Al Hafed heard all about diamonds and how much they were worth, and
went to his bed that night a poor man -- not that he had lost anything, but poor
because he was discontented and discontented because he thought he was poor.
He said: "I want a mine of diamonds!" So he lay awake all night, and early in
the morning sought out the priest.
Now I know from experience that a priest when awakened early in the
morning is cross. He awoke that priest out of his dreams and said to him, "Will
you tell me where I can find diamonds?" The priest said, "Diamonds? What do
you want with diamonds?" "I want to be immensely rich," said Al Hafed, "but I
don't know where to go." "Well," said the priest, "if you will find a river that
runs over white sand between high mountains, in those sands you will always
see diamonds." "Do you really believe that there is such a river?" "Plenty of
them, plenty of them; all you have to do is just go and find them, then you have
them." Al Hafed said, "I will go." So he sold his farm, collected his money at
interest, left his family in charge of a neighbor, and away he went in search of
diamonds.
He began very properly, to my mind, at the Mountains of the Moon.

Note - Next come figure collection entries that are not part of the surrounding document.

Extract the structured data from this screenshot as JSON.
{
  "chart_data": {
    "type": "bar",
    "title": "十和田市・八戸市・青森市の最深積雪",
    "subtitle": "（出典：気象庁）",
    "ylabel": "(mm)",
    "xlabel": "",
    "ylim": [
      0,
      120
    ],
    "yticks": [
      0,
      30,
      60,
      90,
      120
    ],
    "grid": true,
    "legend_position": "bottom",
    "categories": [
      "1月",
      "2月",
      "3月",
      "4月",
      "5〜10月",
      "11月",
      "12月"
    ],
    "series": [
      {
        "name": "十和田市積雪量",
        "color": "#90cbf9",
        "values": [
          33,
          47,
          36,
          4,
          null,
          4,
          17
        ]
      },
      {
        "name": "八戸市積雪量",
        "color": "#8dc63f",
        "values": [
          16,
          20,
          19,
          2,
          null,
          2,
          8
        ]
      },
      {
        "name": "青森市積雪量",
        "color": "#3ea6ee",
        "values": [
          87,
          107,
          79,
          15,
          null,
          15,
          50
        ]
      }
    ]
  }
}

Afterwards he went around into Palestine, then wandered on into Europe, and
at last, when his money was all spent, and he was in rags, wretchedness and
poverty, he stood on the shore of that bay in Barcelona, Spain, when a tidal
wave came rolling in through the Pillars of Hercules and the poor, afflicted,
suffering man could not resist the awful temptation to cast himself into that
incoming tide, and he sank beneath its foaming crest, never to rise in this life
again.
When that old guide had told me that very sad story, he stopped the camel I
was riding and went back to fix the baggage on one of the other camels, and I
remember thinking to myself, "Why did he reserve that for his particular
friends?" There seemed to be no beginning, middle or end -- nothing to it. That
was the first story I ever heard told or read in which the hero was killed in the
first chapter. I had but one chapter of that story and the hero was dead.